701 kilomètres carrés. C’est la surface que l’armée russe a arrachée au contrôle ukrainien rien qu’en novembre. Un chiffre qui donne le vertige quand on sait qu’il s’agit de la plus importante progression mensuelle depuis exactement un an. Dans un conflit qui dure déjà depuis près de quatre années, chaque kilomètre compte, chaque village pris ou perdu modifie parfois durablement l’équilibre des forces.
Novembre 2025 : le mois où tout a accéléré
Pour comprendre l’ampleur du phénomène, il faut se replonger dans les chiffres bruts. En un mois, la Russie a gagné presque autant de terrain qu’en plusieurs mois cumulés auparavant. Ce bond de 701 km² place novembre 2025 juste derrière novembre 2024 (725 km²) et très loin des progressions habituelles de ces derniers trimestres.
À la fin du mois, la part du territoire ukrainien sous contrôle ou revendication russe atteignait 19,3 %. Un pourcentage qui inclut évidemment la Crimée et une partie du Donbass déjà sous influence russe avant février 2022, mais qui montre surtout que la dynamique reste clairement favorable à Moscou sur le terrain.
Où ont eu lieu les principales percées ?
Contrairement à ce que beaucoup imaginaient, l’épicentre des combats ne s’est pas limité à la région de Donetsk, pourtant habituée à concentrer l’essentiel des efforts russes depuis des mois.
Dans le Donetsk, la progression a même ralenti : seulement 130 km² conquis en novembre, soit moins de la moitié de la moyenne mensuelle de l’année. Les troupes russes continuent néanmoins de pousser vers Pokrovsk, ville-logistique essentielle dont la chute créerait un trou béant dans les lignes ukrainiennes.
Le véritable choc est venu du sud et du centre-est.
Zaporijjia : +272 km² en un mois, autant que sur les quatre mois précédents réunis.
Dnipropetrovsk : près de 200 km² grignotés, une zone jusque-là relativement préservée.

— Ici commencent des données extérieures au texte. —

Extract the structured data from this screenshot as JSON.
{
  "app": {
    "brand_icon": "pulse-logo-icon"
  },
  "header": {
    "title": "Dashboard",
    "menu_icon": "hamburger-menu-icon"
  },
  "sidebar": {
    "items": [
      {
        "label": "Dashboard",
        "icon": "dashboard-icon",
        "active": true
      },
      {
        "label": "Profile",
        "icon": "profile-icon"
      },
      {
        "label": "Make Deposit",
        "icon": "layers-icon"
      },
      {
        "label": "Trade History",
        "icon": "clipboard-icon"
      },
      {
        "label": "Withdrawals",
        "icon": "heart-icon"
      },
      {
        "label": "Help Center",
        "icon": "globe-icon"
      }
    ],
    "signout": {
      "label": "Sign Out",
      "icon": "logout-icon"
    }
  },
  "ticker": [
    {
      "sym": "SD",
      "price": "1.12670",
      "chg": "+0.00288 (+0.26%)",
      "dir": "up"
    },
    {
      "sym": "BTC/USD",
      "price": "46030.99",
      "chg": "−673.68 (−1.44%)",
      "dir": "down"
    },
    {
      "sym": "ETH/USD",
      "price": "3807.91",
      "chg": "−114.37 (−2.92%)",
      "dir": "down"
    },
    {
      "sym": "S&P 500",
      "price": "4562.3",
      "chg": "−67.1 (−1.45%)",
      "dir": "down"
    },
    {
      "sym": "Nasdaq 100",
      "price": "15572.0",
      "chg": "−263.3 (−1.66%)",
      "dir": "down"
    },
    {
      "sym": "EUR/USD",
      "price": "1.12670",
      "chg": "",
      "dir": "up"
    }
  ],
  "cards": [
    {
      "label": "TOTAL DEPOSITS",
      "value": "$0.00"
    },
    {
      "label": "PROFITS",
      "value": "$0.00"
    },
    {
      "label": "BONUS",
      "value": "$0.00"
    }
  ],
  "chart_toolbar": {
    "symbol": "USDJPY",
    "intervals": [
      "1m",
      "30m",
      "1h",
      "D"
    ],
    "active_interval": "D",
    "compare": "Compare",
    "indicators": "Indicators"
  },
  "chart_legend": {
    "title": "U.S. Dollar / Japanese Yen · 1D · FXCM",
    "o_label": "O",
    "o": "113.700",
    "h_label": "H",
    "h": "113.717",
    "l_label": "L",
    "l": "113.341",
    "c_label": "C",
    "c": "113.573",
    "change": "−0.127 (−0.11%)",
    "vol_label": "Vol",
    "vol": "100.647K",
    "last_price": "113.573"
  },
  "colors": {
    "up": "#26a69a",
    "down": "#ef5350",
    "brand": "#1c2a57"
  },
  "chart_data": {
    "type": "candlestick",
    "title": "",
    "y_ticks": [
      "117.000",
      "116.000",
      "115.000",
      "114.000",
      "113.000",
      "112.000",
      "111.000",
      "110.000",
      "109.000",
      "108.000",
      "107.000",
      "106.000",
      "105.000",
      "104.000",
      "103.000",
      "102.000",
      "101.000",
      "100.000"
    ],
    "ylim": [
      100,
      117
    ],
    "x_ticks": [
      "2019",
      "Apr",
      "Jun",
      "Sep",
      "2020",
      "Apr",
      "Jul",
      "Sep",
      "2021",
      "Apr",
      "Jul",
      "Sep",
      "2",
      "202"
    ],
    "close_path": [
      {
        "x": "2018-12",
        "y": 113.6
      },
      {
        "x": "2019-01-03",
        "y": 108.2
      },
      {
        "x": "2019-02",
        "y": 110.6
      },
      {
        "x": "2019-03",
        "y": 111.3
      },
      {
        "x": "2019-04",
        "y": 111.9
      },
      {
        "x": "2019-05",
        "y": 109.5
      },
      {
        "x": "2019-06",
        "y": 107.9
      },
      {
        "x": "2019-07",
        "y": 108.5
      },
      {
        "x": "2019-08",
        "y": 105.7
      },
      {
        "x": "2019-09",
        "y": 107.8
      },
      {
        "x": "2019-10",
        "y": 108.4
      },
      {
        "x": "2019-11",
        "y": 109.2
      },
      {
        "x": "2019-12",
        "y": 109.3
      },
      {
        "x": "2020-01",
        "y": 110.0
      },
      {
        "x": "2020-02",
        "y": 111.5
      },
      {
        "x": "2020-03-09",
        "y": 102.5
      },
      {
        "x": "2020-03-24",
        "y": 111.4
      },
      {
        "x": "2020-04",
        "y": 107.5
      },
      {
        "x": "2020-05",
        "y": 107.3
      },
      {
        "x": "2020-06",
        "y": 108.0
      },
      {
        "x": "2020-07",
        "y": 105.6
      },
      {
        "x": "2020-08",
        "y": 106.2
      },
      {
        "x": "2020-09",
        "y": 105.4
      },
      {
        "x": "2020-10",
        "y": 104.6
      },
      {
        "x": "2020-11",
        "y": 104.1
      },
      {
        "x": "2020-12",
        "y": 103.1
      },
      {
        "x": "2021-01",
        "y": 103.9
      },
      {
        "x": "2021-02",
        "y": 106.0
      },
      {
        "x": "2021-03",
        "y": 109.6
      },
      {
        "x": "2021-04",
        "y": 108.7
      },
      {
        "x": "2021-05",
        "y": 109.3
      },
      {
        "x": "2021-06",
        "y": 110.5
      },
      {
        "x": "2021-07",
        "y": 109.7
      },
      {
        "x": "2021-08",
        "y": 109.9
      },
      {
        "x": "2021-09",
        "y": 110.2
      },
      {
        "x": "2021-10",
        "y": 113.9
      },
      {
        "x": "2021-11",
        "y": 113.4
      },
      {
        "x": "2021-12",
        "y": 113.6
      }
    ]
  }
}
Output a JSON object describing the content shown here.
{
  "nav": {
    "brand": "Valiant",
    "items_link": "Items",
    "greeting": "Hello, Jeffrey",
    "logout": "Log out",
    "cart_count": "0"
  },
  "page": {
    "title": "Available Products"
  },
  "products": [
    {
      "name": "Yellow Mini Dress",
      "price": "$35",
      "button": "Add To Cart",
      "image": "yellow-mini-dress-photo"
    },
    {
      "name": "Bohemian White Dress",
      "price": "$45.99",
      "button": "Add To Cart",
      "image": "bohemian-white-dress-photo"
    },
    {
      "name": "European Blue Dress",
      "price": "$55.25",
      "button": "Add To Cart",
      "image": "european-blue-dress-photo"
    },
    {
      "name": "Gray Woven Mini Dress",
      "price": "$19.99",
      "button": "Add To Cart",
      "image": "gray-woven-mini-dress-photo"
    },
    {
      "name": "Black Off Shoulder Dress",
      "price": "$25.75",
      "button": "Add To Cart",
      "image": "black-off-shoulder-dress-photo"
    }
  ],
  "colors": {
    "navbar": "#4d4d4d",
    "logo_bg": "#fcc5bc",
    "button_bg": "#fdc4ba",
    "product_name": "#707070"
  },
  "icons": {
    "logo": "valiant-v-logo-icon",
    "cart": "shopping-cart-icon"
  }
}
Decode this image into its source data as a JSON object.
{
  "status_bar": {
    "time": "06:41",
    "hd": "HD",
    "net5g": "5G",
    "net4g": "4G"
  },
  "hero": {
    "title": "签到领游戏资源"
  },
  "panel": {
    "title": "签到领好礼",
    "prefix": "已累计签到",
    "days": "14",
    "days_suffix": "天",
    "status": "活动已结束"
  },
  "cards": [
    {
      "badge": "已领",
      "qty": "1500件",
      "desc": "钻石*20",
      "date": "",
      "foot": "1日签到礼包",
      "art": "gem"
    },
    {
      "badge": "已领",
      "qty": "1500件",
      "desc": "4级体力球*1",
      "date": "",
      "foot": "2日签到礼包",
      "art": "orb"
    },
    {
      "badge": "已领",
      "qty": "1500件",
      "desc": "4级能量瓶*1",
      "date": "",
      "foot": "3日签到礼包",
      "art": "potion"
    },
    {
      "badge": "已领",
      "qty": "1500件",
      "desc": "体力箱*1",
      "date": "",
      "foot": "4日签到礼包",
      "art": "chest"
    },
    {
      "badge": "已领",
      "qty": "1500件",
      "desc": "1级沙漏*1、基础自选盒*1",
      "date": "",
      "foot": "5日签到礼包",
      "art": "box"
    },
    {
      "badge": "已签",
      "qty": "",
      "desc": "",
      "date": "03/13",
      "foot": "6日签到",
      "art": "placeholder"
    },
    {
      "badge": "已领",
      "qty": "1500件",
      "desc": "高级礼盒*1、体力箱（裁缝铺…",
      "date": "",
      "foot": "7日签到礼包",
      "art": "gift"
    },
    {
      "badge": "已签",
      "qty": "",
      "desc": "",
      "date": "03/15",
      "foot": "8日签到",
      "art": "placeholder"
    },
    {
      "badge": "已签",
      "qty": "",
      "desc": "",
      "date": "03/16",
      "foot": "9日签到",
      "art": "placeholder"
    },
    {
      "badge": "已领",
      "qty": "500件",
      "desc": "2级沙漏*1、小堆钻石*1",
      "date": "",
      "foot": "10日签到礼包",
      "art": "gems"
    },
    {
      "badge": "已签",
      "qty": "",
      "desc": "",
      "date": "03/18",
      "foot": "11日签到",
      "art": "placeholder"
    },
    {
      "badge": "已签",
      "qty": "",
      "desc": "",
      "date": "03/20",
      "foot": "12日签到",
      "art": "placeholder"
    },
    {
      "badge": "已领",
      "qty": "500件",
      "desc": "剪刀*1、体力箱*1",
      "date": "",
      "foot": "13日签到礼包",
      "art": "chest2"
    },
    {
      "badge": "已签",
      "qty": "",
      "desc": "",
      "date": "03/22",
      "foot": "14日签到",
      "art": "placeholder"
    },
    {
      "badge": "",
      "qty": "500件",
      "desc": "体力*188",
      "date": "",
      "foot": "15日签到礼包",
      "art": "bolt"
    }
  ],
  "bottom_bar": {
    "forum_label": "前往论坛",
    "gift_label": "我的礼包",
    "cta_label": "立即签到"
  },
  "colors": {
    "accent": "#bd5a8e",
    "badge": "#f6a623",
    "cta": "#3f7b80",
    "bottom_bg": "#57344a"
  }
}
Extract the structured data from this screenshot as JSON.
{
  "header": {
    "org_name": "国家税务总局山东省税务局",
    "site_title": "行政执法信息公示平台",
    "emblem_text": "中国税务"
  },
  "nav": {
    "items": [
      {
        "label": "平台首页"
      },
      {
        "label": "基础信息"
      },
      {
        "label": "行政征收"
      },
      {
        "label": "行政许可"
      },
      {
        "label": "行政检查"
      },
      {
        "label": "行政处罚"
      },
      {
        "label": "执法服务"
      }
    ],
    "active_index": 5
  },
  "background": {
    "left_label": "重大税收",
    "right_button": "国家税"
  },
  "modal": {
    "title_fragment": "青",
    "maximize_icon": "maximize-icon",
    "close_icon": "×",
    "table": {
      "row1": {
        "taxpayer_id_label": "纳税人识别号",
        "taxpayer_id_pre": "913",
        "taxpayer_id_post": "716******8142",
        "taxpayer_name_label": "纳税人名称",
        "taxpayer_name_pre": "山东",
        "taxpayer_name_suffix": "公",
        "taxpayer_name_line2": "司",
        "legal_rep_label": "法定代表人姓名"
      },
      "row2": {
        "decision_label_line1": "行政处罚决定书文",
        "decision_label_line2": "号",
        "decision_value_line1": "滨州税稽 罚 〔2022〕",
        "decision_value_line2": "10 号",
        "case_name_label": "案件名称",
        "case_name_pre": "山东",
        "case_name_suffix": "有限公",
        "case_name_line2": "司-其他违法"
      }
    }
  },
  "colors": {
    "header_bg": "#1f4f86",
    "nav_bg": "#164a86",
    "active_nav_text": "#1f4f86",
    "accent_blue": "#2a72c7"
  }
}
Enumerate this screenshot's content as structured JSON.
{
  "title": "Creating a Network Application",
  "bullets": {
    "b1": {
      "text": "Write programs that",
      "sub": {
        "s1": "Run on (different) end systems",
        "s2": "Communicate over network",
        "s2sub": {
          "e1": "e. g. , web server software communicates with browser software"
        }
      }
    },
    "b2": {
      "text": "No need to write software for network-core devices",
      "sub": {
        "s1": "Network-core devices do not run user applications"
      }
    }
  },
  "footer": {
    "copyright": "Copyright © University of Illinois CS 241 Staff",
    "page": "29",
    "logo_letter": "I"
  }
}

Ces deux régions, annexées unilatéralement par la Russie en septembre 2022, voient le front se déplacer rapidement. Les cartes quotidiennes montrent des flèches rouges qui s’allongent presque jour après jour, village après village.
Un plan américain en 28 points qui fait débat
Pendant que les canons tonnent, la diplomatie tente de reprendre la main. Mi-novembre, un document de 28 points a circulé sous pavillon américain. Son contenu initial a immédiatement suscité la polémique : beaucoup y ont vu une capitulation déguisée, avec notamment la reconnaissance implicite du contrôle russe sur plusieurs régions.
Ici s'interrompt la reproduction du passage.